Was war denn da los? Türkgücüs Serkan Aytemür erlebt Wechselbad der Gefühle

Vier Tore und dann Rot

Musste mit Rot vom Platz: Serkan Aytemür

Kassel. Schon zum zweiten Mal innerhalb einer Woche steht Türkgücü-Stürmer Serkan Aytemür in der Fußball-Kreisoberliga im Mittelpunkt des Geschehens. Er erzielte nicht nur vier Treffer, sondern sah in der Schlussphase des Spiels auch noch die Rote Karte.

Wir fragten: Was war denn da los?

In der Partie zwischen der TSG Wilhelmshöhe und dem SV Türkgücü (3:4) lief die 84. Minute, als bei einer relativ harmlosen Aktion im Mittelfeld der mittlerweile vierfache Torschütze Serkan Aytemür (19) von einem Gegenspieler festgehalten wurde.

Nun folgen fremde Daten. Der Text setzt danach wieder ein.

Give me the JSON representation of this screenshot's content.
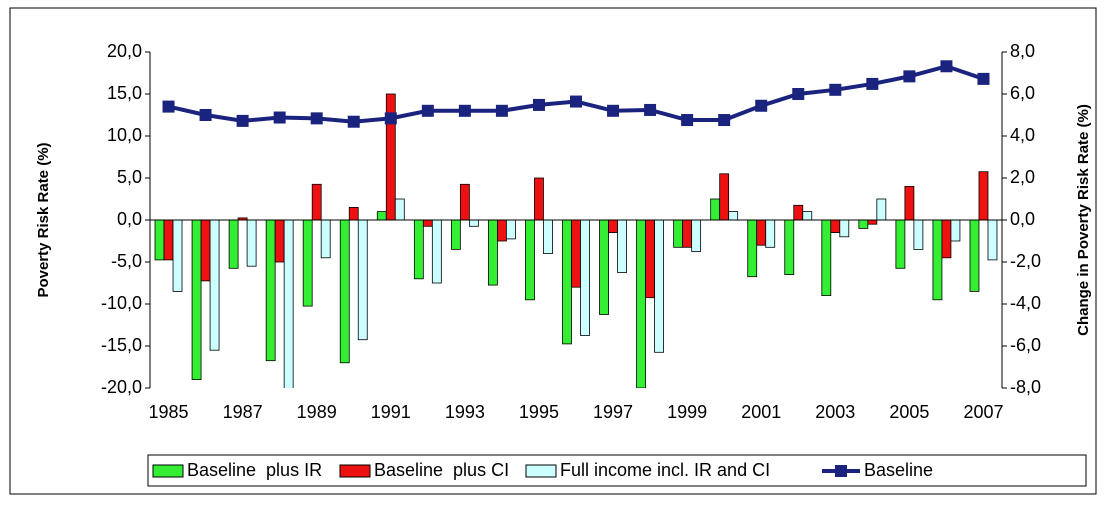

Aytemür ging zu Boden, riss sich beim Aufstehen los und stieß seinen Kontrahenten um. Schiedsrichter Philipp Henry zeigte daraufhin dem Stürmer die Rote Karte, während der TSG-Spieler mit Gelb davon-kam.

Es war ein unrühmliches Ende eines bis dahin überragenden Fußballnachmittags für Aytemür. Zunächst erzielte er in der dritten Minute die 1:0-Führung und ließ dann einen Hattrick zum 2:1, 3:1 und 4:1 zwischen der 49. und 66. Minute folgen. Am Tag danach zeigte sich Aytemür reumütig: „Das hätte mir nicht passieren dürfen, doch die Fouls gegen mich häuften sich nach meinen Toren.“ Seinem Klub wird er nun in den nächsten Wochen schmerzhaft fehlen, denn Aytemür führt die Torjägerliste der Kreisoberliga mit zwölf Toren an. Seine Trefferquote aus vier Spielen: drei, drei, zwei und vier.

Hoffnung auf Ersatz gibt es allerdings schon: Özkan Oygur steht seiner Mannschaft nach einer Roten Karte, die er beim 2:1-Sieg in Wolfsanger gesehen hatte, wieder zur Verfügung. Kurios ist es schon, denn der 39 Jahre alte Oygur war bis zu dem Zeitpunkt, als er Rot sah, mit vier Toren ebenfalls der Führende im Wettbewerb um die Torjägerkanone.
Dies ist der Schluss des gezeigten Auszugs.